Потом Евгений Николаевич – так звали натурщика – начал возиться со своей «птицей», а я помогал ему завести те многочисленные резиновые моторчики, которые сообщали этой модели способность к движению. Каково же было мое удивление, когда модель взлетела прямо посредине комнаты и, жужжа, стала подниматься по спирали.
«Ты видел? Правда, чудесно? О, я над ней поработал, ты даже представления не имеешь, сколько я поработал… И вот мне кажется, что природа полета не так проста, как думают многие… У меня есть целая пачка писем по этому вопросу… Я ведь переписывался со многими крупными специалистами, биологами и техниками… И вот книжек у меня, видишь, сколько? Это все по этому вопросу книги… И все авторы, Миша, о птичьем полете разное пишут. Все разное… Даже странно иной раз читать… Эх, мне бы твои годы, ведь я неуч, неуч! Если бы мне знать, что хотя бы ты знаешь! Ну, математику там, физику, а то все вслепую: туда пружинку, сюда резинку… Есть в полете птицы нечто важное, такое, что и сказать трудно, какое важное… Вот она крыльями отталкивается от воздуха, вот так отталкивается, а что с этой энергией происходит, ты знаешь? Одни пишут, что тут импульс играет роль, другие – кинетическая энергия, две меры движения у этих авторов, и сами они в них запутались… И в этом тайна…»
Я ушел от Евгения Николаевича, и чувства мои были в смятении. Да, есть на свете что‑то еще более близкое мне, чем искусство. А как же моя жизнь художника и моя учеба? Все побоку, все не нужно? О нет, нужно, обязательно нужно… Если Евгений Николаевич столько увидел в полете птиц, не будучи художником, то мне легче, много легче… Я увижу то тайное, что не сможет увидеть человек, далекий от искусства, и нужно будет многое узнать прежде, чем приниматься за дело, многое, и тогда, быть может, мне удастся поймать эту главную тонкость, а она есть, есть, и в чем‑то Евгений Николаевич прав…
Мне нестерпимо захотелось вновь увидеть Евгения Николаевича. Я должен ему сказать, что буду, буду работать над птицей, буду изучать ее, каждую и всех, и их полет и строение каждого перышка – словом, все, все…
Шаповалов осматривал больного, когда Платон Григорьевич вернулся в комнату медпункта. Больной, тот самый высокий пилот, с которым Платон Григорьевич прилетел на базу, кивнул ему как старому знакомому и хрипло сказал:
– Ну как вам у нас, нравится?
– Поменьше разговаривайте, – строго прервал его Шаповалов. – Вообще не говорите денек‑другой, пока я вам не разрешу, это очень важно. Слышите?

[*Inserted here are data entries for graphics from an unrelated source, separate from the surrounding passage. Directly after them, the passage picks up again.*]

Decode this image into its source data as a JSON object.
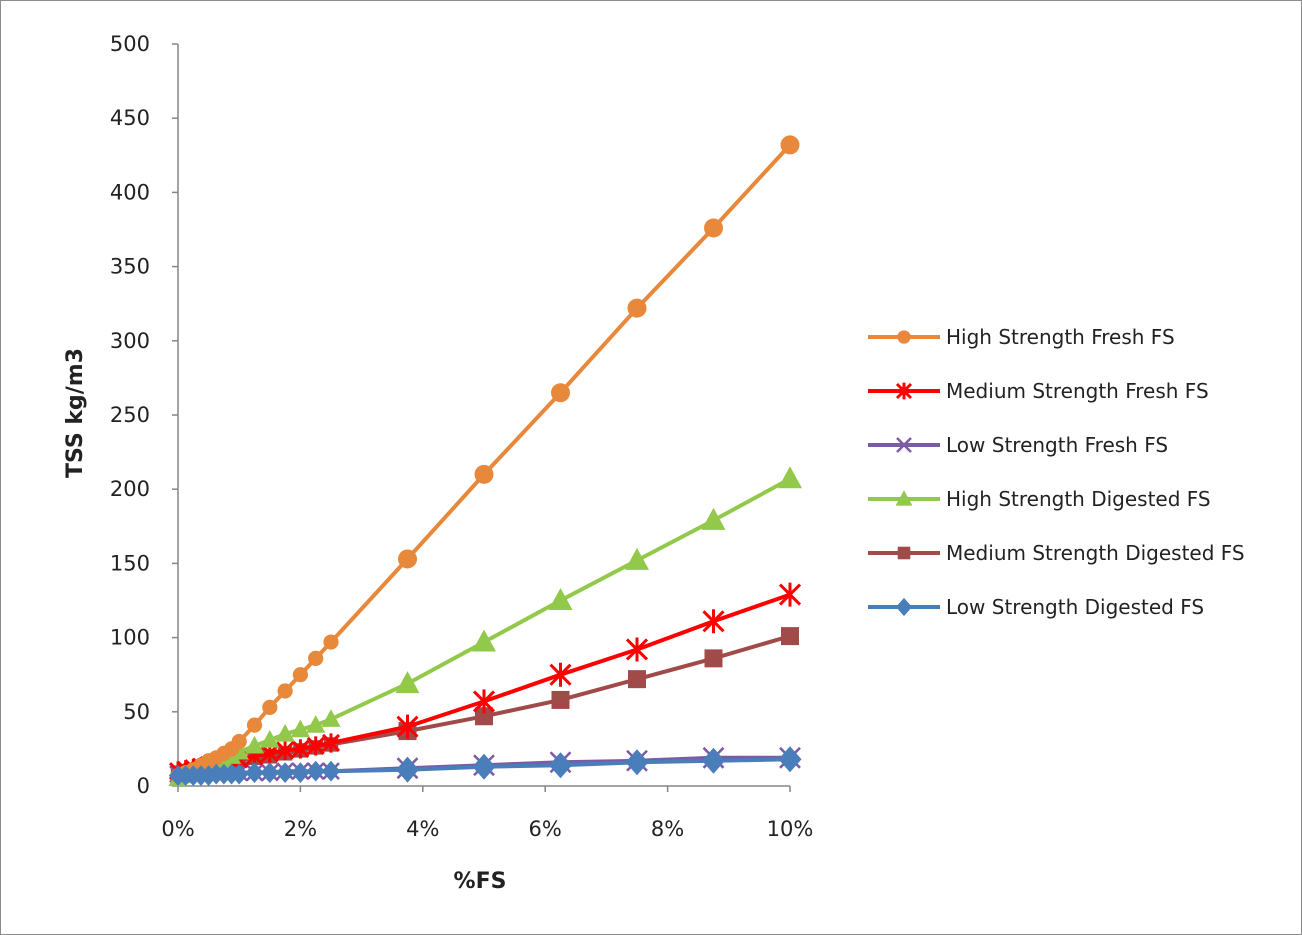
{
  "chart_data": {
    "type": "line",
    "title": "",
    "xlabel": "%FS",
    "ylabel": "TSS kg/m3",
    "xlim": [
      0,
      10
    ],
    "ylim": [
      0,
      500
    ],
    "x_ticks": [
      {
        "value": 0,
        "label": "0%"
      },
      {
        "value": 2,
        "label": "2%"
      },
      {
        "value": 4,
        "label": "4%"
      },
      {
        "value": 6,
        "label": "6%"
      },
      {
        "value": 8,
        "label": "8%"
      },
      {
        "value": 10,
        "label": "10%"
      }
    ],
    "y_ticks": [
      0,
      50,
      100,
      150,
      200,
      250,
      300,
      350,
      400,
      450,
      500
    ],
    "grid": false,
    "legend_position": "right",
    "series": [
      {
        "name": "High Strength Fresh FS",
        "color": "#E8883A",
        "marker": "circle",
        "x": [
          0,
          0.125,
          0.25,
          0.375,
          0.5,
          0.625,
          0.75,
          0.875,
          1,
          1.25,
          1.5,
          1.75,
          2,
          2.25,
          2.5,
          3.75,
          5,
          6.25,
          7.5,
          8.75,
          10
        ],
        "y": [
          7,
          9,
          11,
          14,
          17,
          19,
          22,
          25,
          30,
          41,
          53,
          64,
          75,
          86,
          97,
          153,
          210,
          265,
          322,
          376,
          432
        ]
      },
      {
        "name": "Medium Strength Fresh FS",
        "color": "#FF0000",
        "marker": "star",
        "x": [
          0,
          0.125,
          0.25,
          0.375,
          0.5,
          0.625,
          0.75,
          0.875,
          1,
          1.25,
          1.5,
          1.75,
          2,
          2.25,
          2.5,
          3.75,
          5,
          6.25,
          7.5,
          8.75,
          10
        ],
        "y": [
          10,
          11,
          12,
          13,
          14,
          15,
          16,
          17,
          18,
          20,
          22,
          24,
          25,
          27,
          29,
          40,
          57,
          75,
          92,
          111,
          129
        ]
      },
      {
        "name": "Low Strength Fresh FS",
        "color": "#7B5AA6",
        "marker": "x",
        "x": [
          0,
          0.125,
          0.25,
          0.375,
          0.5,
          0.625,
          0.75,
          0.875,
          1,
          1.25,
          1.5,
          1.75,
          2,
          2.25,
          2.5,
          3.75,
          5,
          6.25,
          7.5,
          8.75,
          10
        ],
        "y": [
          8,
          8,
          8,
          8,
          8,
          8,
          8,
          9,
          9,
          9,
          9,
          10,
          10,
          10,
          10,
          12,
          14,
          16,
          17,
          19,
          19
        ]
      },
      {
        "name": "High Strength Digested FS",
        "color": "#92C94A",
        "marker": "triangle",
        "x": [
          0,
          0.125,
          0.25,
          0.375,
          0.5,
          0.625,
          0.75,
          0.875,
          1,
          1.25,
          1.5,
          1.75,
          2,
          2.25,
          2.5,
          3.75,
          5,
          6.25,
          7.5,
          8.75,
          10
        ],
        "y": [
          5,
          7,
          9,
          11,
          13,
          15,
          17,
          20,
          23,
          27,
          31,
          35,
          38,
          41,
          45,
          69,
          97,
          125,
          152,
          179,
          207
        ]
      },
      {
        "name": "Medium Strength Digested FS",
        "color": "#A04A4A",
        "marker": "square",
        "x": [
          0,
          0.125,
          0.25,
          0.375,
          0.5,
          0.625,
          0.75,
          0.875,
          1,
          1.25,
          1.5,
          1.75,
          2,
          2.25,
          2.5,
          3.75,
          5,
          6.25,
          7.5,
          8.75,
          10
        ],
        "y": [
          9,
          10,
          11,
          12,
          13,
          14,
          15,
          16,
          17,
          19,
          20,
          22,
          24,
          26,
          28,
          37,
          47,
          58,
          72,
          86,
          101
        ]
      },
      {
        "name": "Low Strength Digested FS",
        "color": "#4A7EBB",
        "marker": "diamond",
        "x": [
          0,
          0.125,
          0.25,
          0.375,
          0.5,
          0.625,
          0.75,
          0.875,
          1,
          1.25,
          1.5,
          1.75,
          2,
          2.25,
          2.5,
          3.75,
          5,
          6.25,
          7.5,
          8.75,
          10
        ],
        "y": [
          7,
          7,
          7,
          7,
          7,
          8,
          8,
          8,
          8,
          9,
          9,
          9,
          9,
          10,
          10,
          11,
          13,
          14,
          16,
          17,
          18
        ]
      }
    ]
  }
}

Больной ушел, и Платон Григорьевич, ощупывая цепь в кармане пиджака, сказал Шаповалову:
– У вас не найдется широкогорлой колбы? Есть? Давайте ее сюда.
Платон Григорьевич налил в колбу воду и синим восковым карандашом сделал отметку на горлышке против того места, где на фоне освещенного окна темнел мениск воды.
– Вам нужен пикнометр, Платон Григорьевич? – спросил Шаповалов. – Так можно взять в лаборатории!
– Колба и будет пикнометром, – коротко сказал Платон Григорьевич. Он острожно достал из кармана цепь и звено за звеном опустил ее на дно колбы.
– Что за черт! – воскликнул Шаповалов. – Уровень‑то на месте!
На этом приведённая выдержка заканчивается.